Flucht und Migration
Geplante Neuregelung der Altersfeststellung in BW: Paritätischer sieht rechtliche Bedenken

Die Altersfeststellung von unbegleiteten minderjährigen Geflüchteten soll für Baden-Württemberg neu geregelt werden. Die Verantwortung dafür soll künftig nicht mehr bei den Jugendämtern liegen und bei einer Verweigerung gesundheitlicher Untersuchungen zur Altersfeststellung soll die Volljährigkeit angenommen werden. Beides sieht der Paritätische Wohlfahrtsverband kritisch.
26.07.2018
Die Landesregierung hat ein Eckpunktepapier für die Altersfeststellung von unbegleiteten minderjährigen Geflüchteten erstellt, das den Wohlfahrtsverbänden und den kommunalen Spitzenverbänden nun vorliegt. Künftig soll die dafür vorgesehene Inaugenscheinnahme nicht mehr allein in Verantwortung der Jugendämter vor Ort liegen, sondern zentral zusammen mit der Registrierung in Kooperation mit der Ausländerbehörde im Ankunftszentrum in Heidelberg erfolgen. Der Paritätische Wohlfahrtsverband Baden-Württemberg sieht hier rechtliche Bedenken, da die Altersfeststellung durch Bundesgesetzgebung klar geregelt ist. Auch gesundheitliche Untersuchungen zur Altersfeststellung (wie Röntgenaufnahmen) sowie die grundsätzliche Annahme der Volljährigkeit bei einer Verweigerung der Teilnahme an Untersuchungen bewertet der Verband äußerst kritisch.
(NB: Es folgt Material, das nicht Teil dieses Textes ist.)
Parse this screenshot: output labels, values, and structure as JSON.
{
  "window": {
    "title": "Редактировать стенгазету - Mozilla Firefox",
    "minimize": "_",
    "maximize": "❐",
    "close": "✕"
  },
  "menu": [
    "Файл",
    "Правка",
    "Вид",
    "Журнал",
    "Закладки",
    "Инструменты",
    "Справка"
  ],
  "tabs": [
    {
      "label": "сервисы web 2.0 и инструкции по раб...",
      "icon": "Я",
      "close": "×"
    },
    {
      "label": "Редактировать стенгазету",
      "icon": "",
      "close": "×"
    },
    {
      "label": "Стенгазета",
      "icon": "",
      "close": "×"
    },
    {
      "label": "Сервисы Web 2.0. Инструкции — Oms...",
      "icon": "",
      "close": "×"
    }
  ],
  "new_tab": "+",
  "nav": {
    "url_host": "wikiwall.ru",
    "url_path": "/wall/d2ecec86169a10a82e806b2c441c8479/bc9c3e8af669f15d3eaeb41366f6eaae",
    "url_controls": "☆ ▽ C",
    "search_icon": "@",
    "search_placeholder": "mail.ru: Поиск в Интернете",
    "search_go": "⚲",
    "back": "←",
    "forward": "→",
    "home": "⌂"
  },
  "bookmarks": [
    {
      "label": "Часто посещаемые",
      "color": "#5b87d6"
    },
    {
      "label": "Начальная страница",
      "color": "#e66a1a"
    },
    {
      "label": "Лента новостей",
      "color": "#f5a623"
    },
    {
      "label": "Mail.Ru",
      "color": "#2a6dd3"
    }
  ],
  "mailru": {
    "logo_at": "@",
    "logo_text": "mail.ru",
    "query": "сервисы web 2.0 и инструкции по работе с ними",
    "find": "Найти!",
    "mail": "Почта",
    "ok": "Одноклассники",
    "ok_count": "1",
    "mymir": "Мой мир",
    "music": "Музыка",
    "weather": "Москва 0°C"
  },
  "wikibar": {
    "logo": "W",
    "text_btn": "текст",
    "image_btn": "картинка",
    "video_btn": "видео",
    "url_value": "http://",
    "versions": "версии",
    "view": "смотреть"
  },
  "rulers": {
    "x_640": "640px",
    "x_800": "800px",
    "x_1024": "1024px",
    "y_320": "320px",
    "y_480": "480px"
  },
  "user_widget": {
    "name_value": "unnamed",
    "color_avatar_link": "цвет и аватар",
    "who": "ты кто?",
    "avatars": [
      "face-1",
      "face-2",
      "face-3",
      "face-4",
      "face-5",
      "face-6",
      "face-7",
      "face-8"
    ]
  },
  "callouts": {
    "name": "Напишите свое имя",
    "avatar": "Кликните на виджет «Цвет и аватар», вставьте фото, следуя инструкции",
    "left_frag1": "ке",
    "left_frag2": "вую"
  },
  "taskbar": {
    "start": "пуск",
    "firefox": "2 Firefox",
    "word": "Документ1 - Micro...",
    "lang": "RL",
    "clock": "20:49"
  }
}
Unbegleitete minderjährige Geflüchtete unterliegen besonderem Schutz
„Es darf keine Beschneidung der Rechte der Jugendämter durch die Ausländerbehörde geben“, betont Ursel Wolfgramm, Vorstandsvorsitzende des Paritätischen Wohlfahrtsverbandes Baden-Württemberg, „denn nach dem Kinder- und Jugendhilfegesetz liegt die Alterseinschätzung in der Verantwortung der Jugendämter und unbegleitete minderjährige Geflüchtete unterliegen dem besonderen Schutz der Kinder- und Jugendhilfe.“
Besonders kritisch sieht der Verband das neue Verfahren im Hinblick auf unbegleitete Geflüchtete, bei denen die erste Inaugenscheinnahme eindeutig ergibt, dass sie minderjährig sind oder die sich dem Verfahren nicht unterziehen möchten und damit unter Generalverdacht gestellt werden. „Bei der gegenwärtigen gesamtgesellschaftlichen Stimmung steht die Politik in besonderer Verantwortung, durch eine solche Vorgehensweise Vorurteile gegenüber jungen Geflüchteten nicht noch zu bestärken. Wir fordern deshalb eine grundlegende rechtliche Prüfung der angedachten Schritte“, erklärt Ursel Wolfgramm.
Logistischer und personeller Mehraufwand
„Außerdem bedeutet die zentrale Altersfeststellung in Heidelberg für die Jugendämter im Land einen hohen logistischen und personellen Mehraufwand und kann bei den jungen Menschen aufgrund der Fluchterfahrung und möglicher Traumatisierungen zu massiven Verunsicherungen führen“, so Wolfgramm weiter.
Am 20.07.2018 lebten 6.399 unbegleitete Geflüchtete in Baden-Württemberg. Ihre Zahl sinkt kontinuierlich wie der Vergleich zum Vorjahr Anfang August zeigt. Damals wurden 7.604 unbegleitete Geflüchtete in Baden-Württemberg statistisch erfasst.